O termo em português ainda não tem uma tradução padronizada. Algumas fontes usam "ameaça esperada", mas essa versão não é consenso, e boa parte do conteúdo especializado em português simplesmente mantém "xT" ou "Expected Threat" sem traduzir. Aqui usamos "ameaça esperada" só como referência de trabalho, sabendo que o termo em inglês ainda é o mais comum.
O modelo divide o campo numa grade, algo como doze zonas de largura por dezesseis de profundidade, e dá a cada zona um valor baseado na probabilidade de uma posse que começa ali terminar em gol, calculada a partir de uma amostra enorme de posses históricas. Uma zona bem na entrada da pequena área tem valor alto porque posses que chegam até ali viram gol com frequência. Uma zona perto do escanteio do próprio time quase não vale nada. Toda vez que um jogador passa ou conduz a bola de uma zona para outra, o xT credita a ele a diferença de valor entre as duas zonas. Levar a bola de uma zona de baixo valor para uma de alto valor gera ameaça. Movê-la de lado entre duas zonas parecidas gera muito pouco, mesmo que o passe pareça certeiro.
É isso que separa o xT de uma simples contagem de passes progressivos. Um passe do círculo central até o lateral trinta metros à frente cobre bastante distância, mas a lateral do campo trinta metros à frente não é uma zona especialmente perigosa para receber a bola, então o valor de xT é modesto. Um passe de cinco metros que encontra um meio-campista entrando no espaço entre os zagueiros e o volante do adversário, o bolsão às vezes chamado de meio-espaço, pode valer várias vezes mais, porque essa zona vira chute com muito mais frequência. Distância é o que o olho acompanha.

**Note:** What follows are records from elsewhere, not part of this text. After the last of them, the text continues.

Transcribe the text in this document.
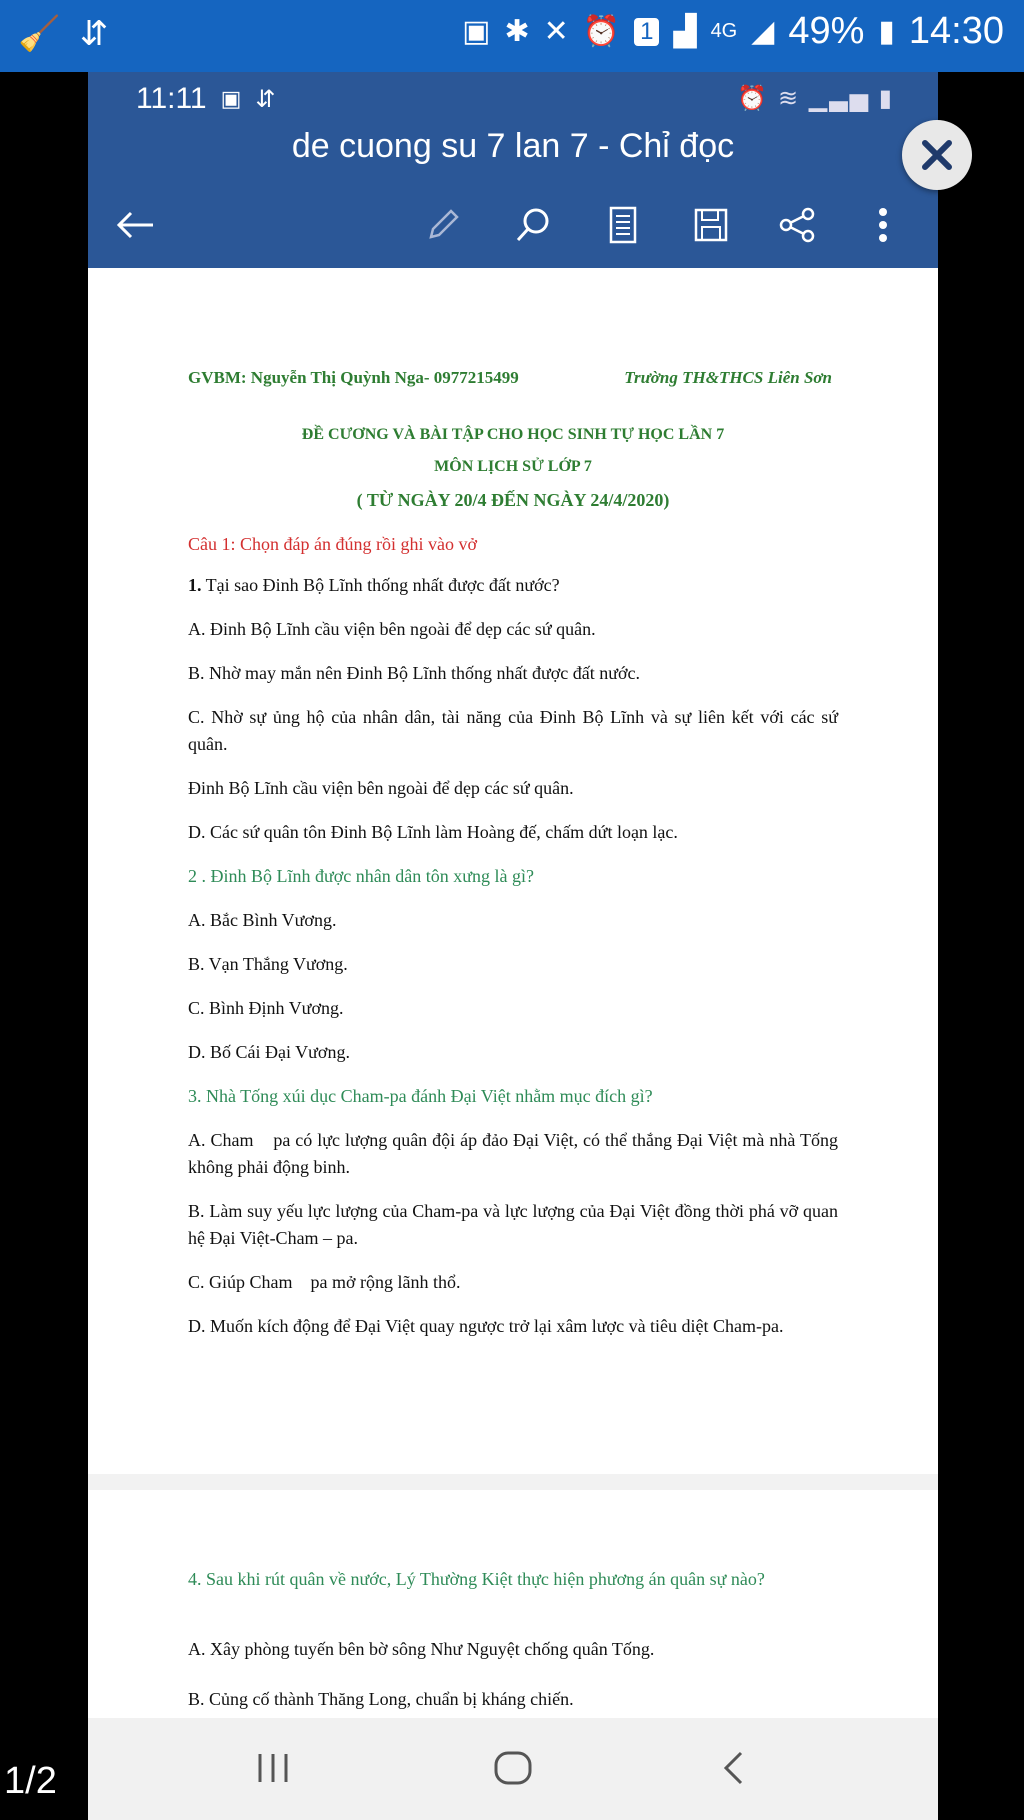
🧹 ⇵	▣ ✱ ✕ ⏰ 1 ▟ 4G ◢ 49% ▮ 14:30
1/2
11:11 ▣ ⇵	⏰ ≋ ▁▃▅ ▮
de cuong su 7 lan 7 - Chỉ đọc
GVBM: Nguyễn Thị Quỳnh Nga- 0977215499	Trường TH&THCS Liên Sơn
ĐỀ CƯƠNG VÀ BÀI TẬP CHO HỌC SINH TỰ HỌC LẦN 7
MÔN LỊCH SỬ LỚP 7
( TỪ NGÀY 20/4 ĐẾN NGÀY 24/4/2020)
Câu 1: Chọn đáp án đúng rồi ghi vào vở
1. Tại sao Đinh Bộ Lĩnh thống nhất được đất nước?
A. Đinh Bộ Lĩnh cầu viện bên ngoài để dẹp các sứ quân.
B. Nhờ may mắn nên Đinh Bộ Lĩnh thống nhất được đất nước.
C. Nhờ sự ủng hộ của nhân dân, tài năng của Đinh Bộ Lĩnh và sự liên kết với các sứ quân.
Đinh Bộ Lĩnh cầu viện bên ngoài để dẹp các sứ quân.
D. Các sứ quân tôn Đinh Bộ Lĩnh làm Hoàng đế, chấm dứt loạn lạc.
2 . Đinh Bộ Lĩnh được nhân dân tôn xưng là gì?
A. Bắc Bình Vương.
B. Vạn Thắng Vương.
C. Bình Định Vương.
D. Bố Cái Đại Vương.
3. Nhà Tống xúi dục Cham-pa đánh Đại Việt nhằm mục đích gì?
A. Cham    pa có lực lượng quân đội áp đảo Đại Việt, có thể thắng Đại Việt mà nhà Tống không phải động binh.
B. Làm suy yếu lực lượng của Cham-pa và lực lượng của Đại Việt đồng thời phá vỡ quan hệ Đại Việt-Cham – pa.
C. Giúp Cham    pa mở rộng lãnh thổ.
D. Muốn kích động để Đại Việt quay ngược trở lại xâm lược và tiêu diệt Cham-pa.
4. Sau khi rút quân về nước, Lý Thường Kiệt thực hiện phương án quân sự nào?
A. Xây phòng tuyến bên bờ sông Như Nguyệt chống quân Tống.
B. Củng cố thành Thăng Long, chuẩn bị kháng chiến.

Valor de zona é o que o modelo acompanha, e geralmente é a melhor referência de perigo real.
Conduções contam da mesma forma que os passes, o que importa para jogadores cuja contribuição principal é correr com a bola em vez de distribuí-la. Um driblador que passa por um defensor e avança do meio-campo até a área acumula xT do mesmo jeito que um passador que move a bola pelas mesmas zonas. É parte do motivo da estatística ter ficado popular para avaliar pontas e volantes que carregam a bola, cujo valor não aparece claramente em números de assistência ou gol. Ela captura o valor da construção que tornou uma chance futura possível, não só o último passe antes do chute.
O modelo tem limites reais. Ele só sabe em qual zona a bola começou e terminou, não o que aconteceu no meio do caminho, então um passe arriscado por entre três defensores e um passe seguro para espaço aberto recebem o mesmo crédito se cobrirem as mesmas zonas. Também trata os valores de zona como praticamente universais, quando na prática um bloco baixo defende as zonas perigosas de um jeito diferente de uma linha alta, e a probabilidade real de uma posse virar gol a partir de uma zona muda dependendo de quem está defendendo. Os modelos públicos, de modo geral, não ajustam para esse contexto específico do adversário.
O que o xT faz bem é tornar visível um tipo de contribuição que as estatísticas de passe brutas simplesmente não enxergam: o passe antes da assistência, a condução que puxou um defensor para fora de posição, o câmbio de jogo que não terminou em chute dessa vez mas costuma terminar ao longo de uma temporada. Ele premia posicionar a bola de forma perigosa, que é basicamente o que boa construção de jogo significa, mesmo quando a súmula não mostra nada por isso.
Combina naturalmente com uma contagem mais simples de passes e conduções progressivas, que acompanha o mesmo avanço sem pesar o quanto cada zona é perigosa, e com a verticalidade, que mede quão direto, não quão perigoso, esse movimento cobre o campo.